In order to further verify the effectiveness of NNIG model, the optimum parameters of fuzzy time window are selected. We choose the best parameters of the fuzzy time window from 11,9,7,5.
PICP results obtained by NNIG model are superior to those obtained by FIG and Min-Max models. Among them, the mean value of NNIG results was 72.98%, while that of FIG results was 59.86%, and that of Min-Max results was the worst, with an average value of 58.15%. In each model, different fuzzy time window values have relatively little influence on the results, and there is no obvious correlation. This indicates that the effect of the change of fuzzy time window on each model is relatively balanced in PICP metrics and no significant trend or correlation is shown. It can be seen from the PINAD result chart that the results of NNIG are all smaller than those of the comparison model, and the prediction model has a better effect. As the number of fuzzy time Windows decreases, PINRW and PINAD generally increase, indicating that when the time series is short, it is easier to find the most representative features. This finding further proves the superiority of NNIG method in processing short time series data.
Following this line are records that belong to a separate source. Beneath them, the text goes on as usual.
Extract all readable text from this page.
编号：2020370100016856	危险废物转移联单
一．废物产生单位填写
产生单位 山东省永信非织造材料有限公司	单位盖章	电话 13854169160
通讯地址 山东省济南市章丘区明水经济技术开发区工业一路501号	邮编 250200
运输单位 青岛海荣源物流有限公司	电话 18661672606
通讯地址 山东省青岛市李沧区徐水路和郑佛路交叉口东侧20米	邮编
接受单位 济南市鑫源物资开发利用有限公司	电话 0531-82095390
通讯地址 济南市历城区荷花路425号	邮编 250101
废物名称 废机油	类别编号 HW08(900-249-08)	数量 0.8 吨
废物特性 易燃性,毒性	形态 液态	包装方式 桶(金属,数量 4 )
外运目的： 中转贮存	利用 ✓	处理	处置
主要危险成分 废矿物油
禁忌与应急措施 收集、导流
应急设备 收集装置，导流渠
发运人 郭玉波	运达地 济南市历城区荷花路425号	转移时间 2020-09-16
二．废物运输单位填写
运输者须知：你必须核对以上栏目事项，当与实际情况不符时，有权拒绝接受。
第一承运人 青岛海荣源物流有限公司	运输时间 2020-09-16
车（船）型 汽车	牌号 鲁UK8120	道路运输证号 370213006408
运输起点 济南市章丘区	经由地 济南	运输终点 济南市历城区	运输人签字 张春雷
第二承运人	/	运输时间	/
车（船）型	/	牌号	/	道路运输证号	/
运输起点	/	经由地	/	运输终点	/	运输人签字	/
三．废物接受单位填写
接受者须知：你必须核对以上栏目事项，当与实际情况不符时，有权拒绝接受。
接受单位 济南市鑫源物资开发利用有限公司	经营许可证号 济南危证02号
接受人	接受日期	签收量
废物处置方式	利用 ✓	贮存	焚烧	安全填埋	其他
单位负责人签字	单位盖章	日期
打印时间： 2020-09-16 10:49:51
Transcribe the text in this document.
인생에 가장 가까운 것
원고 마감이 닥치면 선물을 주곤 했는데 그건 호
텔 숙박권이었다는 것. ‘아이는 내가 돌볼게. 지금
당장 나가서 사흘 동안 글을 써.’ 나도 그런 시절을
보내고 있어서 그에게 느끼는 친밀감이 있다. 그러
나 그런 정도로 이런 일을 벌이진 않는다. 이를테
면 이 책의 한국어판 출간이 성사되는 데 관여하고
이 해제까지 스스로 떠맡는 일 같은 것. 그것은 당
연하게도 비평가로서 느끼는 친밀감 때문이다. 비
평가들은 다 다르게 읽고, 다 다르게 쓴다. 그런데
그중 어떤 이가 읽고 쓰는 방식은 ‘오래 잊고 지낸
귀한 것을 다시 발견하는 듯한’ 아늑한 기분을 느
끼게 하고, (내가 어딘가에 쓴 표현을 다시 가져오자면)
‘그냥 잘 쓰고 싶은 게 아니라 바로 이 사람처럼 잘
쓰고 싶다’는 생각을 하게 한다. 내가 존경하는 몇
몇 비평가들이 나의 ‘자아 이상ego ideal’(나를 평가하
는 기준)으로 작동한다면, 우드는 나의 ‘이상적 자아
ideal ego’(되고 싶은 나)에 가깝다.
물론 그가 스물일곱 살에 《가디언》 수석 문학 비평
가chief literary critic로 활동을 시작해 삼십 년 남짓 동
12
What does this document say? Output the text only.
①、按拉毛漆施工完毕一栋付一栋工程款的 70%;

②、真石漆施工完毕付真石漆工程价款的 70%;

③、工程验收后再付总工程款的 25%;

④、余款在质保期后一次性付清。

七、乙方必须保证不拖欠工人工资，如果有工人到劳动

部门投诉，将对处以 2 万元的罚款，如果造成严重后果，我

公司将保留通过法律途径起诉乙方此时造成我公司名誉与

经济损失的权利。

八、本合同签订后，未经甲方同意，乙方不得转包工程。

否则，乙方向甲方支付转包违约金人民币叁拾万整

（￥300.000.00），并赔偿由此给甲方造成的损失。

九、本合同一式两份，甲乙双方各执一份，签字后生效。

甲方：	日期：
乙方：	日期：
Based on the performance analysis and the ablation experiment results, the proposed NNIG method shows obvious advantages and potential in the interval prediction of emerging infectious diseases.
Conclusion
In this research, we present a novel approach for time series interval prediction of infectious disease. This is achieved by developing a spatial-temporal graph neural network based on fuzzy information granulation. This proposed method constitutes a valuable contribution to the field of interval prediction by offering a new perspective and strategy to tackle the challenge of infectious disease prediction. To enhance the interpretability of fuzzy information granulation, we introduce an optimization neighbor method to optimize fuzzy information granulation. The final model, a spatial-temporal graph neural network based on the neighborhood fuzzy information granulation, is demonstrated to be superior to the baseline model in evaluation criteria through extensive experimentation and analysis. It is noteworthy to mention that this work implements time series predictions at the granular level rather than the numerical level, which significantly reduces the dimensionality of the problem and provides a more comprehensive and accurate picture of infectious disease dynamics. As a preliminary effort, this work highlights the potential for further improvements by enriching the infectious disease transmission network map with additional multi-attribute information such as, flight information and demographics. The evaluation of the impact of this supplementary data on prediction outcomes is another key aspect for future investigation.